China urges proper liquidity management

Published: 10 Feb 2014 - 03:02 pm | Last Updated: 28 Jan 2022 - 08:12 pm

BEIJING: China’s central bank urged commercial banks to properly manage liquidity while reiterating its promise to keep monetary policy stable and to clamp down on risky lending, noting that the world’s second-largest economy has yet to find a stable base for growth.
In its quarterly monetary policy report, the People’s Bank of China (PBOC) said it would step up oversight of lending in risky areas such as the property sector and industries struggling with overcapacity.
The bank is trying to rein in an explosion of off-balance sheet and risky lending as cautious government regulators resist speedier financial reform that would force markets to price risk more realistically.

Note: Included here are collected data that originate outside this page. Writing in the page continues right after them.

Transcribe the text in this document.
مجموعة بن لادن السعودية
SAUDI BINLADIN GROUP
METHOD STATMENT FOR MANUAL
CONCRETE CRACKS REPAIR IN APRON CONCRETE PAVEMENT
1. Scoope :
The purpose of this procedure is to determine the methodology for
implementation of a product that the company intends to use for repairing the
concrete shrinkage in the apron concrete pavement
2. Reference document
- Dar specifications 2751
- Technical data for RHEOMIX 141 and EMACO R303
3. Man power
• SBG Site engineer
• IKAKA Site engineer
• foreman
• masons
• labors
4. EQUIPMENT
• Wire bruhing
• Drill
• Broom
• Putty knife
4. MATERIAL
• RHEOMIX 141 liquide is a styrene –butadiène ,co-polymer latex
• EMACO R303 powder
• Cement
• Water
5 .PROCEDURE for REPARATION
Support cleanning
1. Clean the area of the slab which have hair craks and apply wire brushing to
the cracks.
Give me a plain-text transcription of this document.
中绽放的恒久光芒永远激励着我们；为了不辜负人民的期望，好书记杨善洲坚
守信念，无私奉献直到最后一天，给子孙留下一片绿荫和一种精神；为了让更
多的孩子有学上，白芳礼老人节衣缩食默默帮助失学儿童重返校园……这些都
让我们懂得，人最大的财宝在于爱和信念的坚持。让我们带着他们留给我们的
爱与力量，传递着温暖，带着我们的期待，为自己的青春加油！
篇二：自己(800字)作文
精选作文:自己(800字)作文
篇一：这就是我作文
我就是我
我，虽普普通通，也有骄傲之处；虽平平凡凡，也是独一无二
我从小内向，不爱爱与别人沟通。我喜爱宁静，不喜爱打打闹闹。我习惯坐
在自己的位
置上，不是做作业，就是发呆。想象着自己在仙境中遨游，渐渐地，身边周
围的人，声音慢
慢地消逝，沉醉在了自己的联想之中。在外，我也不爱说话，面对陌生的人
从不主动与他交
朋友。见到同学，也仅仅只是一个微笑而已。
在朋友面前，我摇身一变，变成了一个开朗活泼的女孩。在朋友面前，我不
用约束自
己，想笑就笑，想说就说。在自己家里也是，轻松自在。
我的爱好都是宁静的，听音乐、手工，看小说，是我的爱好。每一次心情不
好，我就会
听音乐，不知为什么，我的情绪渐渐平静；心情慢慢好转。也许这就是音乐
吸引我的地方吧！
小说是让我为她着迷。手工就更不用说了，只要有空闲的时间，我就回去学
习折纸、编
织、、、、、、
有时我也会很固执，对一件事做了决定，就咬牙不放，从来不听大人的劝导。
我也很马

“We will guide commercial banks to strengthen liquidity and asset liability management,” the PBOC said, to make sure financial institutions are supporting the real economy rather than speculative activity.
Debt is shaping up as a major risk to China’s economy. China’s local governments had amassed some $3 trillion in debt as of the end of June 2013, according to official figures, stirring concerns that any defaults could trigger a financial crisis.
Beyond the publicly acknowledged debt, however, is the question of how much more is hidden in China’s shadow banking sector, with its informal loans and so-called wealth management products that often promise high returns.
The recent near-default of a wealth management product, reportedly prevented by a bailout from a local government, has heightened concerns of systemic risk and moral hazard.